Public-Key Cryptography
We have established the idea of a special lock that has a pair of keys; soon we will look at how that conceptual idea can be turned into a mathematical recipe. But it is not clear how that solves the problem of your computer authenticating a website like wellsfargo.com when you connect to it - we need a way to verify the identity of that site.
The trick used on the internet to solve this problem sounds unintuitive - we generate pairs of encryption keys and then give one of them away. Websites that want users to be able to verify the identity of the site and connect securely generate an asymmetric key pair (we will call the two keys A and B). They then keep one of the keys secret (either A or B, it does not matter) and give the other key to whoever asks for a copy. The key that is handed out to anyone is called the public key and the one that is kept secret is the private key.
Because the private key is a secret only held by the website and anyone can have a copy of the public key, they give very different guarantees. We can use them for secrecy, or for authentication.
Secrecy
A message that someone locks with a public key can only be read by the holder of the corresponding private key. (Remember the same key cannot be used to unlock a box it locked.) Thus, anyone can use someone else's public key to encrypt a message and be sure that person (the holder of the private key) can decrypt it.
Using public/private keys in this way is the method that is most similar to using a shared key. The goal is to send a secret message only one person can read.
Authentication
When a message is locked by someone with their private key, anyone can use that person's public key to unlock it. When they read the message, the person who is using the public key can be certain that the message comes from the holder of the private key and was not tampered with along the way. They know this because the only way to make a lockbox that the public key opens is with the matching private key.
This message is said to be signed - we can tell it came from a certain source.
This signing of messages is a very different way to use encryption. There is nothing secret about the message. In fact, the original message will be sent with the signed (encrypted) copy. The recipient decrypts the signed message to verify that the original is in fact authentic:
If someone tries to modify the message, between the sender and the end recipient, decrypting the signed copy will reveal that someone modified it and we should not trust the message.

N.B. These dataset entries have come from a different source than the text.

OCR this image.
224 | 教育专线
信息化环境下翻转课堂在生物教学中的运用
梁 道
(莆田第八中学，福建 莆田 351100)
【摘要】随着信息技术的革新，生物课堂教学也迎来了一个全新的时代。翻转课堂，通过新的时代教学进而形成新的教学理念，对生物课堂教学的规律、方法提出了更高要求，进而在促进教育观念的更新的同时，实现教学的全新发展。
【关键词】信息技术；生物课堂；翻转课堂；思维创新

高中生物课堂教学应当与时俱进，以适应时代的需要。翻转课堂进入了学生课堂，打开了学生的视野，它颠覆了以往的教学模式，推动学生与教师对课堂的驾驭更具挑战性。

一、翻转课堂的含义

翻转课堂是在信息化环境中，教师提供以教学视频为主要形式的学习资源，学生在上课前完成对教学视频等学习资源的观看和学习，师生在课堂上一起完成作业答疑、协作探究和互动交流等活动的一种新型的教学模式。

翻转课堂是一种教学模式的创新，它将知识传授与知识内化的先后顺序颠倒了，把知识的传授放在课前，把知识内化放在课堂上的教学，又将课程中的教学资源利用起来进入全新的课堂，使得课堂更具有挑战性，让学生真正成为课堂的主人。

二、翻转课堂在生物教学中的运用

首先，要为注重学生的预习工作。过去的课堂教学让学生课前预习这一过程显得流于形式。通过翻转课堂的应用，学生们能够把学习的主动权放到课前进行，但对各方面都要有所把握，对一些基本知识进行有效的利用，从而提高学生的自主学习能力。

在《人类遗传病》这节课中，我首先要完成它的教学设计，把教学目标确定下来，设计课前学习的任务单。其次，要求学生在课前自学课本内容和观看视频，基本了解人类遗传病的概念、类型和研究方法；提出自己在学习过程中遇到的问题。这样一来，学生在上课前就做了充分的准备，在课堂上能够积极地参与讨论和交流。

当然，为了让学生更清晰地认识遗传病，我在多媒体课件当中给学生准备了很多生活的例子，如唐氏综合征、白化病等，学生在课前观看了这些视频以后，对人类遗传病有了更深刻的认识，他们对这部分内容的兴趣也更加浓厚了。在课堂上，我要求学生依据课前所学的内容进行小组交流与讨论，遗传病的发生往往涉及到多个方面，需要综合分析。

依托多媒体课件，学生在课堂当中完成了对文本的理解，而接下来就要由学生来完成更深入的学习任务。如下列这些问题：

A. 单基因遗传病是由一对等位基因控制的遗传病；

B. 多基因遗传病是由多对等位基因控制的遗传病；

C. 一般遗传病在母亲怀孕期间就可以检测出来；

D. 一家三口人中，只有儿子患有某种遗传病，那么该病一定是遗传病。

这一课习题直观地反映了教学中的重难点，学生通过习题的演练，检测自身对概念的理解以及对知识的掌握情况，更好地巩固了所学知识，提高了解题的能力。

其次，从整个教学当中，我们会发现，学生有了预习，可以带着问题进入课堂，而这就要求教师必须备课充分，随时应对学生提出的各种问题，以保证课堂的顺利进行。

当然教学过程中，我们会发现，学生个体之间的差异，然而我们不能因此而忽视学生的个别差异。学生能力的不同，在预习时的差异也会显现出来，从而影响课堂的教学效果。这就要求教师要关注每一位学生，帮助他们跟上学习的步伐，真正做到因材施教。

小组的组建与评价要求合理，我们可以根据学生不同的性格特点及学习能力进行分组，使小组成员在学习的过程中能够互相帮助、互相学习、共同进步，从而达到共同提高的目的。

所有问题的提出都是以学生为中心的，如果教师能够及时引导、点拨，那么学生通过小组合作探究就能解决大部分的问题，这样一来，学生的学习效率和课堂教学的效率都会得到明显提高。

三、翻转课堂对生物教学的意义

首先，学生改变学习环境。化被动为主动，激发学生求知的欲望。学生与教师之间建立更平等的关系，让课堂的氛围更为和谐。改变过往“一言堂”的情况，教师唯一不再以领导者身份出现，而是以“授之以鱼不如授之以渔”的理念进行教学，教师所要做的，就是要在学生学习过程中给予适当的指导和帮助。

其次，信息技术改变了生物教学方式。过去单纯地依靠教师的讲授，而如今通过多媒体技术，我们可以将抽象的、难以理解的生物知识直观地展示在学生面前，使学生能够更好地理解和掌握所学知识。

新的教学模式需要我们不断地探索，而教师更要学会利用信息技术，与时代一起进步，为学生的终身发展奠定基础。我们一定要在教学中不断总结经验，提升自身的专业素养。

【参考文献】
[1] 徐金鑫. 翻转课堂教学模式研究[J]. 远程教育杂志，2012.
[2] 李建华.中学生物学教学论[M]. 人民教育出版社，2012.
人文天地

The forger could try to modify the encrypted bits, but without the correct private key, they will not be able to make a signed copy of the forged message. Instead they will be forced to guess at the correct bits that would decrypt into the message they tried to forge. Unless they get improbably lucky, their "signed" message will likely look like nonsense when decrypted:
Now to make sure that we are talking to the real wellsfargo.com, we just need to have a copy of their public key and ask them to send us messages encrypted using their private key. If we can read the messages with the public key, they must have come from Wells Fargo. But how can we be sure that we get a copy of their public key? If we connect to wellsfargo.com and ask for a copy, someone who intercepted our message could simply give us their public key and claim it was Wells Fargo's! We need a way to get that key from a trusted source.